A stone studded with mica
Silvery flakes of mica are abundant in some of the rocks.  In the sunlight, the rock above glistened hypnotically.  If I'd been much younger and in an acquisitive (rather than de-acquisitive stage in my life), I would have brought the rock back with me.  The image hardly does it justice.
Fish ladder
A few hundred feet upstream of the fall line, state agencies have constructed a fish ladder in the creek.  My creek once was spawning ground for anadromous shad that returned from the ocean to spawn, just like salmon.  With the construction of colonial dams for water power, the shad were excluded from their historic spawning streams and their populations plummeted.  There's an effort to remove dams and restore shad runs in some of their historic streams, including my creek.  This fish ladder was created to allow the shad to swim over a sanitary sewer line partially buried in the streambed; the sewer pipes formed enough of a barrier that the fish could not ascend beyond them, so our Fish and Boat Commission built this series of riffles and pools.  In addition, they released many thousand hatchery-raised fingerling Hickory Shad into the creek in the hopes that some will return to spawn.
The pools created by this fish ladder have become very popular swimming holes with members of the Hispanic community in the neighborhood.  On warm summer weekends, extended families bring barbeque picnics to the edge of the creek to enjoy the water.  Although swimming is prohibited, and the creek is far too "impaired" for safe contact, it doesn't stop the kids from cooling off.  Fortunately, if the shad begin to use the creek for spawning again, they would return in March and not have to contend with crowds of kids.

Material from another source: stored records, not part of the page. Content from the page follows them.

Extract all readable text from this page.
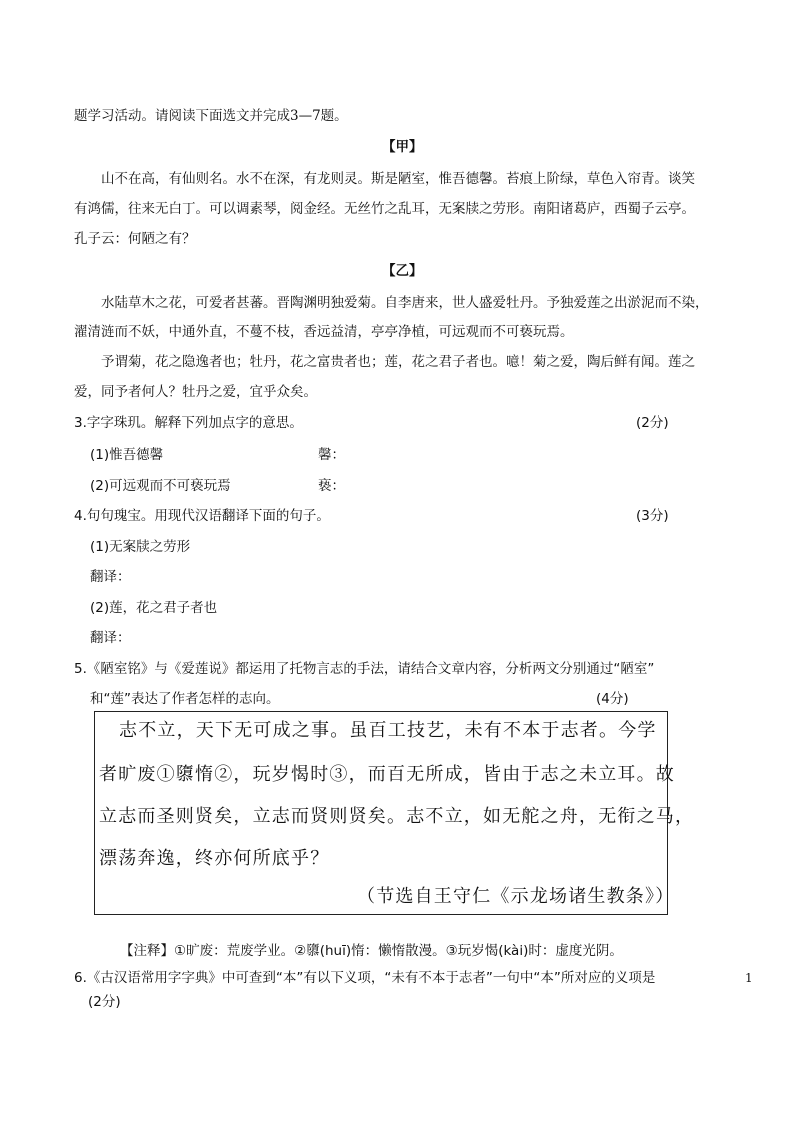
题学习活动。请阅读下面选文并完成3—7题。
【甲】
山不在高，有仙则名。水不在深，有龙则灵。斯是陋室，惟吾德馨。苔痕上阶绿，草色入帘青。谈笑
有鸿儒，往来无白丁。可以调素琴，阅金经。无丝竹之乱耳，无案牍之劳形。南阳诸葛庐，西蜀子云亭。
孔子云：何陋之有？
【乙】
水陆草木之花，可爱者甚蕃。晋陶渊明独爱菊。自李唐来，世人盛爱牡丹。予独爱莲之出淤泥而不染，
濯清涟而不妖，中通外直，不蔓不枝，香远益清，亭亭净植，可远观而不可亵玩焉。
予谓菊，花之隐逸者也；牡丹，花之富贵者也；莲，花之君子者也。噫！菊之爱，陶后鲜有闻。莲之
爱，同予者何人？牡丹之爱，宜乎众矣。
3.字字珠玑。解释下列加点字的意思。	(2分)
(1)惟吾德馨	馨：
(2)可远观而不可亵玩焉	亵：
4.句句瑰宝。用现代汉语翻译下面的句子。	(3分)
(1)无案牍之劳形
翻译：
(2)莲，花之君子者也
翻译：
5.《陋室铭》与《爱莲说》都运用了托物言志的手法，请结合文章内容，分析两文分别通过“陋室”
和“莲”表达了作者怎样的志向。	(4分)
志不立，天下无可成之事。虽百工技艺，未有不本于志者。今学
者旷废①隳惰②，玩岁愒时③，而百无所成，皆由于志之未立耳。故
立志而圣则贤矣，立志而贤则贤矣。志不立，如无舵之舟，无衔之马，
漂荡奔逸，终亦何所底乎？
（节选自王守仁《示龙场诸生教条》）
【注释】①旷废：荒废学业。②隳(huī)惰：懒惰散漫。③玩岁愒(kài)时：虚度光阴。
6.《古汉语常用字字典》中可查到“本”有以下义项，“未有不本于志者”一句中“本”所对应的义项是
(2分)
1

Requisite sycamore-against-blue sky image
Just a few hundred feet downstream of the fall line, the creek is spanned by the oldest extant bridge in the United States: the King's Highway Bridge, built in 1797.  The King's Highway, constructed during the English colonial period, connected Philadelphia and New York City, and ran approximately along the fall line.  The highway replaced a Native American pathway that traced the same route.  The bridge is a National Engineering Landmark.
The fall line's a pretty "happening" place!

Friday, January 3, 2014

It's Much Worse in New England!

Our back yard Friday morning, January 3
6-1/2", measured on the picnic table in the back yard
Kali and I live on Edge Hill Road - aptly named, since the road follows the crest of a ridge for seven miles or so.  The entrance to our drive from Edge Hill Road is directly opposite a 40-acre field used  for an annual fund-raising carnival and horse show.  The wind blowing from the northwest roars across the open field, then rises up to Edge Hill Road.  On cold, snowy, windy days like today, the wind chill (and the snow drifting across Edge Hill Road) is unbelievable.  Our municipality usually erects snow fencing along Edge Hill Road to minimize the drifting, but they didn't do it this year, with predictable results.
The house in which we live is set back from the crest of Edge Hill Road a distance of 0.1-mile.  Because we're back from the crest, and because a previous owner of the property installed a large evergreen plantation between Edge Hill Road and the house, we are somewhat protected from the worst of the wind.  The birds that crowd our feeder certainly appreciate the windbreak.